Quello che ti irrita di Altman è probabilmente la stessa cosa che lo rende pericolosamente convincente: dice una mezza verità e la fa sembrare una rivelazione assoluta. L’equazione che propone tra la foto di un iPhone e un video interamente sintetico di conigli saltellanti è un colpo di mano retorico elegante ma fuorviante. Certo, anche lo scatto di uno smartphone è filtrato, compresso, ribilanciato, arricchito di micro-contrasti e piccoli “aggiustamenti” cromatici. Ma quella non è la stessa cosa di un’immagine che non ha mai visto un fotone in vita sua. È la differenza tra ritoccare il trucco a una modella e inventare la modella da zero con un prompt di testo.

La parte più subdola è che Altman gioca con un concetto psicologico fondamentale: l’elasticità della percezione del reale. Sa che la definizione di “realtà accettata” è già cambiata con Photoshop, con Instagram, con le fotocamere computational e ora con i filtri AI. Ma c’è un limite oltre il quale l’illusione smette di essere godibile perché perde la connessione con l’evento che presumibilmente rappresenta. Il video dei conigli funziona solo se credi che quei conigli abbiano davvero fatto quella cosa, in quel giardino, in quel momento. Quando scopri che è stato partorito da un modello generativo, ti senti preso in giro. È un po’ come ridere di una barzelletta e poi scoprire che era un esperimento sociale.

Il vero punto di rottura, e qui Altman sembra glissare, è il valore attribuito all’origine dell’immagine. Un sensore ottico cattura un fenomeno fisico e lo traduce in dati. Un modello generativo inventa quei dati a partire da probabilità. Nel primo caso, c’è un legame diretto con il mondo materiale; nel secondo, c’è solo una plausibilità visiva. Questa distinzione è cruciale non tanto per ragioni filosofiche, ma per come condiziona la fiducia nei contenuti. E la fiducia, nel mercato dell’attenzione, è moneta sonante.

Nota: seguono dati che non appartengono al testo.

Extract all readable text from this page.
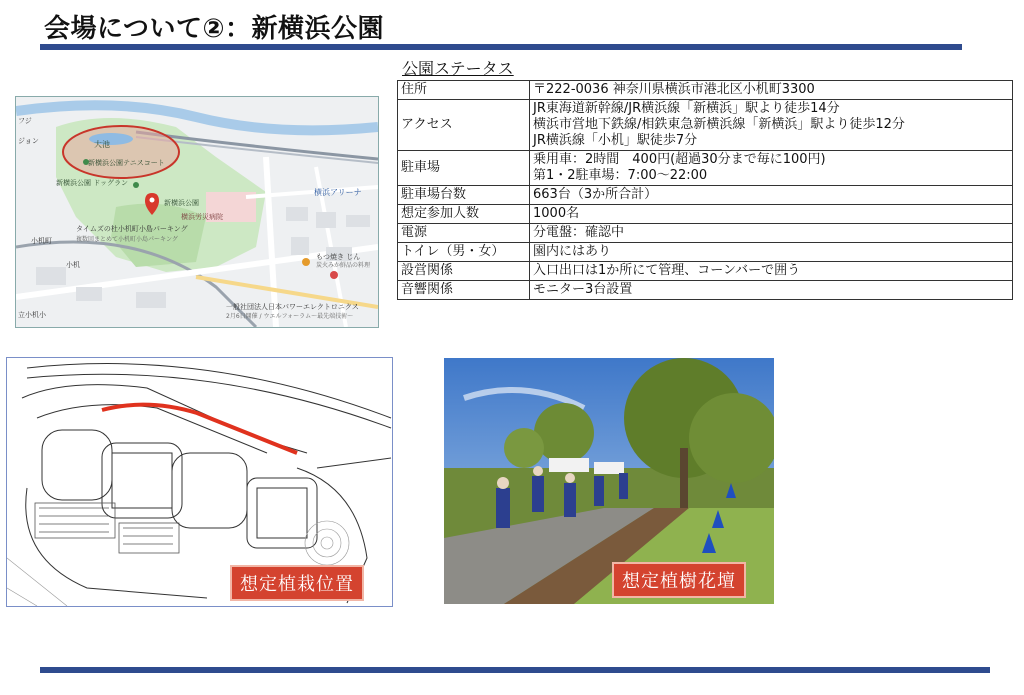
会場について②：新横浜公園
大池
新横浜公園テニスコート
新横浜公園
横浜労災病院
横浜アリーナ
新横浜公園 ドッグラン
タイムズの杜小机町小島パーキング
複数回まとめて小机町小島パーキング
小机町
小机
立小机小
フジ
ジョン
もつ焼き じん
炭火みか鮮品の料理
一般社団法人日本パワーエレクトロニクス
2月6日開催 / ウエルフォーラム〜最先端技術〜
公園ステータス
住所	〒222-0036 神奈川県横浜市港北区小机町3300

アクセス	JR東海道新幹線/JR横浜線「新横浜」駅より徒歩14分
横浜市営地下鉄線/相鉄東急新横浜線「新横浜」駅より徒歩12分
JR横浜線「小机」駅徒歩7分

駐車場	乗用車：2時間　400円(超過30分まで毎に100円)
第1・2駐車場：7:00～22:00

駐車場台数	663台（3か所合計）

想定参加人数	1000名

電源	分電盤：確認中

トイレ（男・女）	園内にはあり

設営関係	入口出口は1か所にて管理、コーンバーで囲う

音響関係	モニター3台設置
想定植栽位置	想定植樹花壇
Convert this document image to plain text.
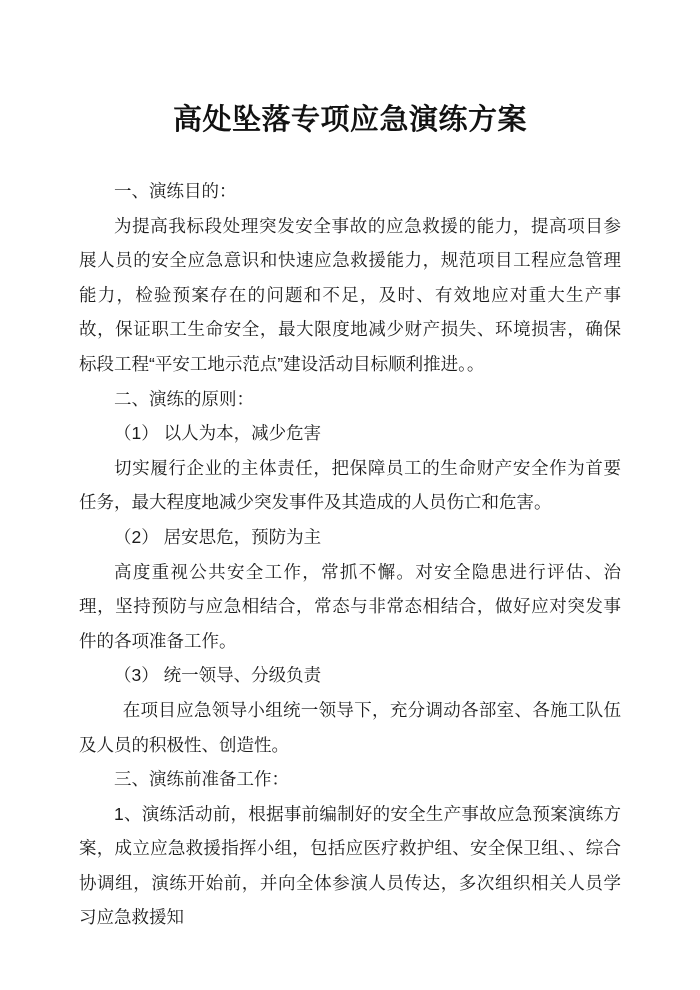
高处坠落专项应急演练方案

一、演练目的：

为提高我标段处理突发安全事故的应急救援的能力，提高项目参展人员的安全应急意识和快速应急救援能力，规范项目工程应急管理能力，检验预案存在的问题和不足，及时、有效地应对重大生产事故，保证职工生命安全，最大限度地减少财产损失、环境损害，确保标段工程“平安工地示范点”建设活动目标顺利推进。。

二、演练的原则：

（1） 以人为本，减少危害

切实履行企业的主体责任，把保障员工的生命财产安全作为首要任务，最大程度地减少突发事件及其造成的人员伤亡和危害。

（2） 居安思危，预防为主

高度重视公共安全工作，常抓不懈。对安全隐患进行评估、治理，坚持预防与应急相结合，常态与非常态相结合，做好应对突发事件的各项准备工作。

（3） 统一领导、分级负责

在项目应急领导小组统一领导下，充分调动各部室、各施工队伍及人员的积极性、创造性。

三、演练前准备工作：

1、演练活动前，根据事前编制好的安全生产事故应急预案演练方案，成立应急救援指挥小组，包括应医疗救护组、安全保卫组、、综合协调组，演练开始前，并向全体参演人员传达，多次组织相关人员学习应急救援知
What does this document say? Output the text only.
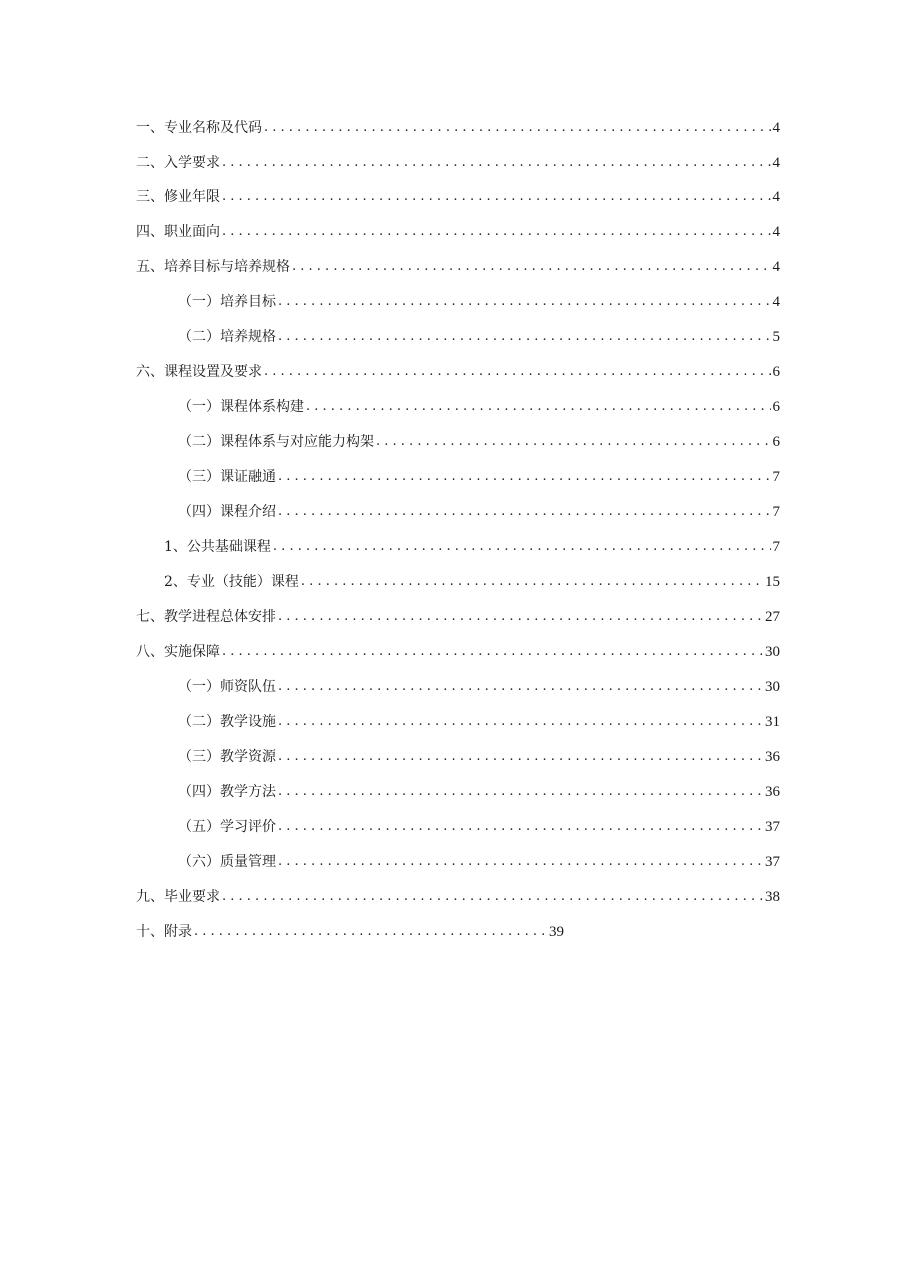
一、专业名称及代码 . . .	4
二、入学要求 . . .	4
三、修业年限 . . .	4
四、职业面向 . . .	4
五、培养目标与培养规格 . . .	4
（一）培养目标 . . .	4
（二）培养规格 . . .	5
六、课程设置及要求 . . .	6
（一）课程体系构建 . . .	6
（二）课程体系与对应能力构架 . . .	6
（三）课证融通 . . .	7
（四）课程介绍 . . .	7
1、公共基础课程 . . .	7
2、专业（技能）课程 . . .	15
七、教学进程总体安排 . . .	27
八、实施保障 . . .	30
（一）师资队伍 . . .	30
（二）教学设施 . . .	31
（三）教学资源 . . .	36
（四）教学方法 . . .	36
（五）学习评价 . . .	37
（六）质量管理 . . .	37
九、毕业要求 . . .	38
十、附录 . . .	39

C’è anche un elemento economico che non va ignorato. La proliferazione di contenuti AI spinge verso una svalutazione della rarità visiva. Oggi un tramonto spettacolare o un evento bizzarro ha ancora un valore virale perché è difficile da replicare. Domani, con l’infinita replicabilità dell’AI, la domanda non sarà più “è bello?” ma “è successo davvero?”. Il che significa che il “valore di autenticità” diventerà una commodity premium, certificata, magari venduta con watermark blockchain o metadati crittografici. Non per caso, diversi colossi tech stanno già investendo in standard come il C2PA per legare contenuti a prove di cattura reale. È la guerra dei certificati digitali, e sarà un business da miliardi.

Altman, dicendo che la soglia di ciò che consideriamo reale si sposterà ancora, ha ragione su una cosa: si sposterà. Ma non è detto che si sposterà in direzione della sua tesi ottimista. Potrebbe muoversi in senso opposto, verso una richiesta spasmodica di autenticità certificata. In un mare di simulazioni perfette, il pixel grezzo, imperfetto, con il suo rumore ottico, diventerà il nuovo lusso. E allora i conigli sul trampolino non saranno più solo fake, saranno cheap.